For the test item 7-(4-ethyl-1-methyloctyl)quinolin-8-ol no biodegradation was observed after 28 days. The 10-day-window could not be determined. The criterion of reaching 60% of degradation after 28 days is not met. 7-(4-ethyl-1-methyloctyl)quinolin-8-ol is therefore considered as “not readily biodegradable”.
No observations were made which might cause doubts concerning the validity of the study outcome.
The result of the test can be considered valid.

Executive summary:

The test item 7-(4-ethyl-1-methyloctyl)quinolin-8-ol was tested using a concentration of nominally 20 mg organic carbon/L7-(4-ethyl-1-methyloctyl)quinolin-8-ol in test medium following OECD 301B and EU-Method C.4-C.

 

Aniline was chosen as positive control.

Activated sludge was used as inoculum (concentration in the test 25.0 mg dry matter/L). The test was left running for 28 days.

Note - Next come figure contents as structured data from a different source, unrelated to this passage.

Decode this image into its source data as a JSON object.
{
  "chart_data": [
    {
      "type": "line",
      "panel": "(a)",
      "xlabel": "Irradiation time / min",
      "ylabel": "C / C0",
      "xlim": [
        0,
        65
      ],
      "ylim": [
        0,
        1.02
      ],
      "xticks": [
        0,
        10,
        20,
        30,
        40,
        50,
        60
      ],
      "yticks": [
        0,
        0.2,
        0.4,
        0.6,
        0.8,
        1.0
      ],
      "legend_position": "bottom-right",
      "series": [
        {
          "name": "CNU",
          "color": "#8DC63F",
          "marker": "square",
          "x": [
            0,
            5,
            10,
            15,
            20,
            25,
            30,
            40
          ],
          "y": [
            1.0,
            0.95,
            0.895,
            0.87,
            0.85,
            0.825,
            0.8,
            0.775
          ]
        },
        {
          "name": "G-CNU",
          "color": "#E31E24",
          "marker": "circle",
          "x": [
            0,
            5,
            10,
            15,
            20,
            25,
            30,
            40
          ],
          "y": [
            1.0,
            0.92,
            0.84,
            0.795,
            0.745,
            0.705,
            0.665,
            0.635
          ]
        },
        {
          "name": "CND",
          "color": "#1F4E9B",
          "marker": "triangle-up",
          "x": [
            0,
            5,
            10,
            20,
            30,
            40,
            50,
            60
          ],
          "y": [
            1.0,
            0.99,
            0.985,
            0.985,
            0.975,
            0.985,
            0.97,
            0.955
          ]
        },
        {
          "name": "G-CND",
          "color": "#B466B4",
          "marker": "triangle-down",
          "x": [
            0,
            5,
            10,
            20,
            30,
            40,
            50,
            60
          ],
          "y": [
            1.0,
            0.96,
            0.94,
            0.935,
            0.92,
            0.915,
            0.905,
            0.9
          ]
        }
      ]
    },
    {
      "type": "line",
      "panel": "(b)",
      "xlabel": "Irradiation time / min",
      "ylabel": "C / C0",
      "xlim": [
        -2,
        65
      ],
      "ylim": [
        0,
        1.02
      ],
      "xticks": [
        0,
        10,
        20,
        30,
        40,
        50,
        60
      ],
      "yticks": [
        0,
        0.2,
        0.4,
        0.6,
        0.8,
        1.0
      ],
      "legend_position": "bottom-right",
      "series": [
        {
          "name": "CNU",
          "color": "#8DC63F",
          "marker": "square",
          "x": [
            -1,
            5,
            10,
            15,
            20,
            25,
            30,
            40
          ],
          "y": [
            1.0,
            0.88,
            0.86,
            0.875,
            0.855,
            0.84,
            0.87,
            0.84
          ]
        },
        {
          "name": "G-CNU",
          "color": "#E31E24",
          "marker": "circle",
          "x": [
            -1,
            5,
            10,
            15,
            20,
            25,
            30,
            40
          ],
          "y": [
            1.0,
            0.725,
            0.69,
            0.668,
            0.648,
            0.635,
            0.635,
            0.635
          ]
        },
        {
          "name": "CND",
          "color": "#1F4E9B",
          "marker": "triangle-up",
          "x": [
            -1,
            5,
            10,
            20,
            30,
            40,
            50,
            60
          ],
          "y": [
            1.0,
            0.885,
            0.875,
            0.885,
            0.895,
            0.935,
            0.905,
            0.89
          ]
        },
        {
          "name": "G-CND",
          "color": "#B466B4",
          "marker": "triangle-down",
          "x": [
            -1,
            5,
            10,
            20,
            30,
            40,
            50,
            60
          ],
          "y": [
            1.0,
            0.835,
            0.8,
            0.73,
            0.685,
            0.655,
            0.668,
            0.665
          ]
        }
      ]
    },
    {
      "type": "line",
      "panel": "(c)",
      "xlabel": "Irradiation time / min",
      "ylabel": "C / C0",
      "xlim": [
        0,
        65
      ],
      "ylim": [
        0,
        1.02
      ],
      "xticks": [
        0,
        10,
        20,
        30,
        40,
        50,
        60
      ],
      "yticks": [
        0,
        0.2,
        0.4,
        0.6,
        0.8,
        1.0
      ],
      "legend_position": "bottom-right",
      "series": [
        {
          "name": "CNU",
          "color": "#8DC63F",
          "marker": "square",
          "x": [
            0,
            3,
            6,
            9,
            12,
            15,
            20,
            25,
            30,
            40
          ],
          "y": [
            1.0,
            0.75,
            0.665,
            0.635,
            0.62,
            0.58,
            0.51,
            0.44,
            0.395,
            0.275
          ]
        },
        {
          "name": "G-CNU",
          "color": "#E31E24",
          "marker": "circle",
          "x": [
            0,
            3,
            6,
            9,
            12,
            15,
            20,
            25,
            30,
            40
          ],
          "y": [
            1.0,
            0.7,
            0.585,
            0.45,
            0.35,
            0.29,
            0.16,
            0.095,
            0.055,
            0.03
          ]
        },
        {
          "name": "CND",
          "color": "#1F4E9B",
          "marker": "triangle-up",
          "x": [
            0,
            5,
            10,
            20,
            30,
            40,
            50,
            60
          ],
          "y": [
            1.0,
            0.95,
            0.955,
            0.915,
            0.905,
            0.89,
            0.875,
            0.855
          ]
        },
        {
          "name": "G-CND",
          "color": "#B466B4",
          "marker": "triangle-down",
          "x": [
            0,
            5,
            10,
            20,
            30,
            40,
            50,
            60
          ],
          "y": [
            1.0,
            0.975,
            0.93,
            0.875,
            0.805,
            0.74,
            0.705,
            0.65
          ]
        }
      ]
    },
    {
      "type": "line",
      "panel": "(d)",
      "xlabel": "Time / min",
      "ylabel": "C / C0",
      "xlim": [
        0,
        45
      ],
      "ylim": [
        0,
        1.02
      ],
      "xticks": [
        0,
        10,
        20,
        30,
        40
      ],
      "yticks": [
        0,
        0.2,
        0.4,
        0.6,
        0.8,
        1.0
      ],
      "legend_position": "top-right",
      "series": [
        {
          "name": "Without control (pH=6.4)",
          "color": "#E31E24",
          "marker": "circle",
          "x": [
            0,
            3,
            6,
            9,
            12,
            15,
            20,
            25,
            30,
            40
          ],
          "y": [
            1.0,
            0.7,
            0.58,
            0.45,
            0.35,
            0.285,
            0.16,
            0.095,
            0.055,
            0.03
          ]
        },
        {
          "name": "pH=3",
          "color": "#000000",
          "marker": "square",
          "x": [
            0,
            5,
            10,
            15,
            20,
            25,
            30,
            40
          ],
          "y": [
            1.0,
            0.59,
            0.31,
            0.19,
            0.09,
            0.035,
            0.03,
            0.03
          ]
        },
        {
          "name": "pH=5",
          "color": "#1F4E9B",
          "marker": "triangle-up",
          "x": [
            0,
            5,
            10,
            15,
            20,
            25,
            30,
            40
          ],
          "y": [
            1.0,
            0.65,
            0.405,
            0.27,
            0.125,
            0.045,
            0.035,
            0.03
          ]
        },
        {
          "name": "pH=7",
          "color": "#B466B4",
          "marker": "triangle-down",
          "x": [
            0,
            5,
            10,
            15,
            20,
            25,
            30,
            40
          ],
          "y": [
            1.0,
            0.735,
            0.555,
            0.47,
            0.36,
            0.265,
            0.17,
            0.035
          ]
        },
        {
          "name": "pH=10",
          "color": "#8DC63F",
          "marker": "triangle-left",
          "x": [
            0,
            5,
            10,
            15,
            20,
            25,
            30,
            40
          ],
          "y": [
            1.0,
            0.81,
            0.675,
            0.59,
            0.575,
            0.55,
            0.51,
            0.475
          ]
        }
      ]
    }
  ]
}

All validity criteria were met. Degradation of the positive control surpassed the pass level of 60 % after 10 days.

 

The following data were determined for the test item7-(4-ethyl-1-methyloctyl)quinolin-8-ol:

10-day-window:                                           not detected
degradation at the end of the test                   0 %
pass level following guideline:                       60 % at the end of 10-day-window fo pure substances

respective 60 % at the end of the test for mixtures

For the test item7-(4-ethyl-1-methyloctyl)quinolin-8-ol no biodegradation was observed after 28 days. The 10-day-window could not be determined. The criterion of reaching 60% of degradation after 28 days is not met.7-(4-ethyl-1-methyloctyl)quinolin-8-ol is therefore considered as “not readily biodegradable”.